However, to make favorable comments was not necessarily to be critical, let alone systemically opposed, to the communist project. Indeed, these writers left their full addresses, suggesting (if they were not naive) that they were confident that they had said nothing that would get them into trouble. Comments that were generally positive about the exhibition rarely drew any conclusions about the systemic superiority of capitalism over socialism. Rather, they were couched in terms of the official discourse of peaceful coexistence as the premise for increased human welfare and prosperity. (118) Given that the exhibition was authorized by the regime, citizens could presume--and many comment-writers adopted this line--that the exhibition should offer some benefit to the Soviet project of building communism. Far from being an instrument of the Cold War, it was a means to resolve international tensions, to make peace, get to know the adversary, and as a result improve conditions in the Soviet Union: "with the help of this exhibition the Americans and Russians have got to know each other and these two great nations will say 'down with the Cold War.'" Many who referred to shortcomings in living standards did not blame the Soviet regime or socialist system but World War II and the Cold War and were optimistic that the exhibition was a harbinger of detente, which would bring improvements in everyday life. Their comments envision an imminent future in which the alleviation of the resource-hungry arms race would allow the USSR to transcend the Cold War divisions and reap the benefits of both systems for socialism. The American way of life was being shown as a model from which the Soviet people could learn, not in order to throw in the towel and converge with capitalism but to strengthen and advance the project of building communism. New opportunities for collaboration, exchange, and trade would enable the socialist bloc to overcome its present shortcomings--regarded as temporary and not systemic--and thus make a leap forward to full communism.
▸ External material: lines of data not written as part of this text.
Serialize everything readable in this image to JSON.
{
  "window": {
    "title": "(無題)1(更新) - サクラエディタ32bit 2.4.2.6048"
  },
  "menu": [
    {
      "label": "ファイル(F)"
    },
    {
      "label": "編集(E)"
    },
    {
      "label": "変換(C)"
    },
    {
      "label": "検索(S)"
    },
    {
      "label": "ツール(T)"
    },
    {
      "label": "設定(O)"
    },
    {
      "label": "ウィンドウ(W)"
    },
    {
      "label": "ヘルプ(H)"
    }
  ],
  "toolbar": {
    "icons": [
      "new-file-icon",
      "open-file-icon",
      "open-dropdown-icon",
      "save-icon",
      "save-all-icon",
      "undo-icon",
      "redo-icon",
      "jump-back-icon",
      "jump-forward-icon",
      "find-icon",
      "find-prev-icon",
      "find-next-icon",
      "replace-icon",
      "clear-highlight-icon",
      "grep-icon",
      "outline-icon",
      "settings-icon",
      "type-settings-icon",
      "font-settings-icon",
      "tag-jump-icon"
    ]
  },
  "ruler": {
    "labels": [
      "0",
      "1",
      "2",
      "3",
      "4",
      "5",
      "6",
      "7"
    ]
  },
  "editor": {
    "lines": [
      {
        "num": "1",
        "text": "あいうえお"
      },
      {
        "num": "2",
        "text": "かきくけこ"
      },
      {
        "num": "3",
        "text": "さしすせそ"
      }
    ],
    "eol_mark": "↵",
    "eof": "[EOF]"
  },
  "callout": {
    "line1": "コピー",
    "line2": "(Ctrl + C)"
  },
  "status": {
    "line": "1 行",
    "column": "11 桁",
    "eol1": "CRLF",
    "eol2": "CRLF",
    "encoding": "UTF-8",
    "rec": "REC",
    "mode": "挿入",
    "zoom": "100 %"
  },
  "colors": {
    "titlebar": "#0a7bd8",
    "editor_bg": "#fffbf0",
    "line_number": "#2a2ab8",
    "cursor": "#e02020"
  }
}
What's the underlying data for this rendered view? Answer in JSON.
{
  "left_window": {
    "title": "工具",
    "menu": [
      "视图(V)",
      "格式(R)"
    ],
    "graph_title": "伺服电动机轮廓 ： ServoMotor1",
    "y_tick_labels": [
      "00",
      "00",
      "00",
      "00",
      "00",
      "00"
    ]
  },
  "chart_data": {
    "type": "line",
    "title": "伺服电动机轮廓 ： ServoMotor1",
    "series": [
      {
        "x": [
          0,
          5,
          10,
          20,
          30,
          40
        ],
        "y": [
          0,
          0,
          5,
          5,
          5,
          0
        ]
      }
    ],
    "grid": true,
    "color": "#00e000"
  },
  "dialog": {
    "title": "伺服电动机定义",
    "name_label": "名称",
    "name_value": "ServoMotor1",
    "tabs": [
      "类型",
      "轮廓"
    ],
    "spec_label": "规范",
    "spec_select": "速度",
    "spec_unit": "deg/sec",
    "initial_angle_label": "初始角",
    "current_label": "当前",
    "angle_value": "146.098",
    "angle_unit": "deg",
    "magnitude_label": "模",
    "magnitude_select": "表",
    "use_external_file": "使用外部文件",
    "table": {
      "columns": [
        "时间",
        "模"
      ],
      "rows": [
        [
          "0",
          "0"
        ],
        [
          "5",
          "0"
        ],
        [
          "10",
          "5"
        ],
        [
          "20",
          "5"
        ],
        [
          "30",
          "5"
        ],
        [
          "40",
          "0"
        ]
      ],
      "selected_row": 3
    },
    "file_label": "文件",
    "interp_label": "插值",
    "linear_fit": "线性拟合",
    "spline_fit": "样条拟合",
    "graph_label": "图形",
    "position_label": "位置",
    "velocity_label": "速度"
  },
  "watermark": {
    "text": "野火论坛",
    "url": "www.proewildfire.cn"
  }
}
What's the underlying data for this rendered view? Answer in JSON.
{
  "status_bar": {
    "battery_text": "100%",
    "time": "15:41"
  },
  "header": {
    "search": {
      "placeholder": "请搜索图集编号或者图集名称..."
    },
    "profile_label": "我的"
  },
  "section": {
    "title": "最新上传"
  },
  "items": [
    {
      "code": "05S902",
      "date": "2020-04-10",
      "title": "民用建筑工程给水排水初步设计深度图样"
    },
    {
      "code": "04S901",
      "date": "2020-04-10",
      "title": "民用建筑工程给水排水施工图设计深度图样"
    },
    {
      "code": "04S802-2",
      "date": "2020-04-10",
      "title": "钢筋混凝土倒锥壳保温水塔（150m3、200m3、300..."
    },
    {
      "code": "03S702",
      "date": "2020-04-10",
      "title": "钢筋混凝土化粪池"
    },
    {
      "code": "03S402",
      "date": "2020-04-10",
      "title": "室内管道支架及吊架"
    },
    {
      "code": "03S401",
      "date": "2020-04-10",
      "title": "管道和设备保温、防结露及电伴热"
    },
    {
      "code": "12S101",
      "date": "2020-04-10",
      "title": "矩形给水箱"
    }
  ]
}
Numerous comment-writers expressed the hope that the products of American capitalism--mass-produced appliances, consumer goods, cars, and kitchens--shown at the exhibition would in the future become available to them. (119) "There is much, very much, that we would like to see here in our country.... You are probably convinced that the Soviet people are interested not only in technology but in everyday life and living conditions. It seems we shall also have to pay more attention to matters of daily living." "In viewing the exhibitions ... one comes to the heartening conclusion that there are people in the world who have done so much to improve the living comforts of ordinary people. The greatest impression was made by the exhibits showing the comforts of everyday living and ... its inexpensiveness.... In our Soviet daily living conditions we could learn a lot from the life of Americans." A Soviet student wrote: "The Russian people have always been glad to borrow from another culture all that is best and in this way to help develop a dynamic outlook on life without which real progress is impossible. Let's take from one another the very best, bringing closer the age of international culture." As viewers put it, this was not about convergence or undermining the socialist system but about the ultimate triumph of communism. A young journalist expressed to an American diplomat acquaintance a longing for a "golden age of human welfare which would result if only our two nations laid aside their enmity and suspicions and joined forces for the benefit of mankind," but another emphasized to the same American that the mainstay of Soviet policy was the victory of communism by peaceful methods because of communism's (inherent) superiority as a social system. (120)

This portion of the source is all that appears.